A code can appear under more than one scanner when the same id covers the same mechanism in a different language (C5 is the always-true assertion in Python, JS/TS, and Robot). Counting a family by distinct ids, not by per-scanner rows, avoids double counting.

The four scanners

Scanner Language Public catalog (the code list)
falsegreen Python / pytest README catalog · scanner.py
falsegreen-js JS / TS README catalog
robotframework-falsegreen Robot Framework README catalog
falsegreen-skill semantic (LLM) reference.md (the superset)

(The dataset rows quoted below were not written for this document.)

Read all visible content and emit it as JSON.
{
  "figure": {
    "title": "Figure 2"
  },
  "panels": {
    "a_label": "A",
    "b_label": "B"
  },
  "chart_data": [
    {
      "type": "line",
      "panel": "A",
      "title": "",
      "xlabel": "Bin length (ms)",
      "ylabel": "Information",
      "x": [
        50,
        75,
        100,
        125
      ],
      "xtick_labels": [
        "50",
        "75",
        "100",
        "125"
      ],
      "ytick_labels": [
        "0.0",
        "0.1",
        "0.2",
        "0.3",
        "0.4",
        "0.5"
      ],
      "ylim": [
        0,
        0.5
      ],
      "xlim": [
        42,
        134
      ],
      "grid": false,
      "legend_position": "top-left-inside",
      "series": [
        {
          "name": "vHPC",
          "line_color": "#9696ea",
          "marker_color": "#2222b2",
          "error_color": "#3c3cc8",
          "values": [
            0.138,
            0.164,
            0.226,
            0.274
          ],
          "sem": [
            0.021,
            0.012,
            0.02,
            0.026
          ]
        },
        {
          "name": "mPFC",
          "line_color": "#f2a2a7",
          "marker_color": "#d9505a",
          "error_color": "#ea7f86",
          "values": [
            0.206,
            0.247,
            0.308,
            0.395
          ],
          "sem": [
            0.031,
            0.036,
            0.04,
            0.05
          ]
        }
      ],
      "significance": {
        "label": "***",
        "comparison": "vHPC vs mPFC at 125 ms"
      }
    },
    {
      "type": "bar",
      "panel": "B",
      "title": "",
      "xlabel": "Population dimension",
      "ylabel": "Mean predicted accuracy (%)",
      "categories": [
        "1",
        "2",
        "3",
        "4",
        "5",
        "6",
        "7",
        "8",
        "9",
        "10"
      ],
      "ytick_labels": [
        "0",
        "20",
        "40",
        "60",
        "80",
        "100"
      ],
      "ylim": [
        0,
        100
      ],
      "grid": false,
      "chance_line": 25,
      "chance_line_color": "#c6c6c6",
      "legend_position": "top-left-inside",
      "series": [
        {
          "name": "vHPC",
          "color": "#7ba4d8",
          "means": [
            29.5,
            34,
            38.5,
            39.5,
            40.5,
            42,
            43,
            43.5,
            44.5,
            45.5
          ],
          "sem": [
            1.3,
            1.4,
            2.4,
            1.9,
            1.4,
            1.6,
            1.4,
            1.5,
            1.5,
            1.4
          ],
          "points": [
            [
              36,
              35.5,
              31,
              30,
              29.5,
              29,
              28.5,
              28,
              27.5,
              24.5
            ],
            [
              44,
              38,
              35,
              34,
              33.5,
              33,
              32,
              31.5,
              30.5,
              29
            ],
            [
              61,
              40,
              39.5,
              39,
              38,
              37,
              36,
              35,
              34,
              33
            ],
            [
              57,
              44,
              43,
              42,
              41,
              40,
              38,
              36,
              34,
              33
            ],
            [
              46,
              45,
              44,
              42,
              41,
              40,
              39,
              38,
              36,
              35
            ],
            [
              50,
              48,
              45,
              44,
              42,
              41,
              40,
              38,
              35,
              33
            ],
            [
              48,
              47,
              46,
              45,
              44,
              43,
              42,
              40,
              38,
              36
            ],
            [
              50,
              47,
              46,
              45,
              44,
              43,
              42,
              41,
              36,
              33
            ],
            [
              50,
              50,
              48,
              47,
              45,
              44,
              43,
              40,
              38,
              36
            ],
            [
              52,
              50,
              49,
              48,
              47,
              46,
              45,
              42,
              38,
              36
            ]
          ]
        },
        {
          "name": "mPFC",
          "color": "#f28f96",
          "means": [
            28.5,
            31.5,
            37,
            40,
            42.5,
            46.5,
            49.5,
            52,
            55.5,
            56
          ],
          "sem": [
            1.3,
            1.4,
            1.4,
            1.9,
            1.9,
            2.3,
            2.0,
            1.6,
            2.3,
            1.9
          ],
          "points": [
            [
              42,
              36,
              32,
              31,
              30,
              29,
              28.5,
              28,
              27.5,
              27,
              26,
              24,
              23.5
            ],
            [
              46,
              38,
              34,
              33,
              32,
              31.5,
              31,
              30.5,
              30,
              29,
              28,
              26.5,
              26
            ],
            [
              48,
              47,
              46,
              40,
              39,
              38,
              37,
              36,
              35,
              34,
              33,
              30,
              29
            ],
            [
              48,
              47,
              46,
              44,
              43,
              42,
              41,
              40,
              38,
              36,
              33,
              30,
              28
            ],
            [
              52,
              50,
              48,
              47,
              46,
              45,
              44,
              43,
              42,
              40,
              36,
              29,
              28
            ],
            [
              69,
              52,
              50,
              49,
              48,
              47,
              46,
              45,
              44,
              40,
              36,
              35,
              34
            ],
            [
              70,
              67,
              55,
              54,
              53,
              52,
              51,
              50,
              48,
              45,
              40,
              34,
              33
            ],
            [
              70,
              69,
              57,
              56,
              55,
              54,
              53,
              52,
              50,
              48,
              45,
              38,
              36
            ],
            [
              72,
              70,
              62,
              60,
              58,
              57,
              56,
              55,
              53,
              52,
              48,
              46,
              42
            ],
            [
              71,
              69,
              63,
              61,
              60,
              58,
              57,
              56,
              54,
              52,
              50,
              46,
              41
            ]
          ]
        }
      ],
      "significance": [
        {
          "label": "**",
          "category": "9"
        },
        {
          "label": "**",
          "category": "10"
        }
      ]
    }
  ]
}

The skill is the superset: every structural code the three static scanners emit appears in its reference.md, plus the semantic-only codes (cases 10, 11, 12, 15, 18) that no parser can reach.

Codes per family

The taxonomy (F1-F8) is the conceptual axis: how a test goes green without protecting anything. The codes below are the public ids the ecosystem ships for each mode. Static scanners cover F1-F3, F5, and the static proxies of F6; the skill adds F4 and F7; F8 is the diagnostic group, off by default.

Family Failure mode Codes the ecosystem ships Layer
F1 Checks nothing (no oracle) C2, C2b, C2c, C27, C39, C50, C51, JS2, JS6, JS13, R2, R4, R7, semantic cases 10/11 static + skill
F2 The check exists but never runs C1, C3, C20, C21, C22, C43, CC, JS5, JS7, JS9, JS11, JS25, JS26, JS29, JS31, R8, R8b static
F3 The check is trivial (always passes) C5, C6, C6c, C7, C8, C8b, C11a, C18, C34, C42, C44, C52, JS15, JS21, JS30, R1, R6 static
F4 Checks the wrong thing C9, C9b, C19, C28, C49, C55, JS8, JS24, JS27; semantic case 18, parts of C6 / C33 / the snapshot codes static (partial) + skill
F5 Drops out of the count (skip / not collected) C4, C4b, C25, C32, C38, C45, JS1, JS4, JS22, JS23, R3, R5; project layer: PL1, PL2, PL7, PL8, PL9, PL10 static + project layer
F6 Passes or fails by luck (non-determinism) C16, C23, C24, C29, C35 (static proxies) static (proxy) + runtime
F7 Circular or semantic oracle semantic cases 10, 11, 12, 15; C14 (the codable corner) skill + mutation testing
F8 Hygiene / readability (not false-green) D1, D3, D4, D5, D6, D7, D8, M2 (opt-in diagnostics) diagnostic / linter

The exact, current code list per scanner lives in each repository's README catalog and in the skill's reference.md. This table groups those published codes by failure mode; it does not invent new ones. Where a code maps to more than one family (a code can be both "never runs" and "weak"), it is listed under the family that names its primary mechanism.

What is and is not counted per family

  • F1, F2, F3 are fully static and saturated: a per-file parser proves them with no false negatives inside its rules. The scanner READMEs list every id.
  • F4 is counted only for the slice a parser can reach (a string-format comparison, a discarded metric). The contradicts-the-spec core is semantic and lives in the skill (case 18); it is not a static count.
  • F5 has two slices: the per-file slice (a test not collected, a non-strict xfail) counted in the scanner codes, and the project slice (PL1, PL2, PL7, PL8, PL9, PL10, read by --config-audit) counted separately. The runtime slice (a collection error reported as "0 tests") is documented, not a code.
  • F6 is counted only as static proxies (C16 for uncontrolled time/randomness, C23 for a hard-coded path). Whether a test is flaky in practice needs runtime and is out of band, so it is not counted here.
  • F7 is the semantic family. Only C14 (a snapshot generated from the code's own output) is a static code; the rest (mocking the unit under test, re-implementing the formula, borrowed state) are skill cases and are confirmed with mutation testing, which the skill never runs itself. They are listed, not counted as static coverage.
  • F8 is not false-green. The diagnostic codes are off by default, and dedicated linters (ruff, ESLint, Robocop) cover the same ground. They are surfaced on request, not promised as detection.

Why this is the honest framing

A coverage claim is only meaningful against a named denominator. The percentage of the catalog the family detects is reported against the false-green slice, not the whole 517, and that number ships with the study. This page stops at what the public code proves: which codes exist per family, where the code is, and which layer owns each mode. The boundary in the scope page and the cross-walk in the denominator page say what stays out and why.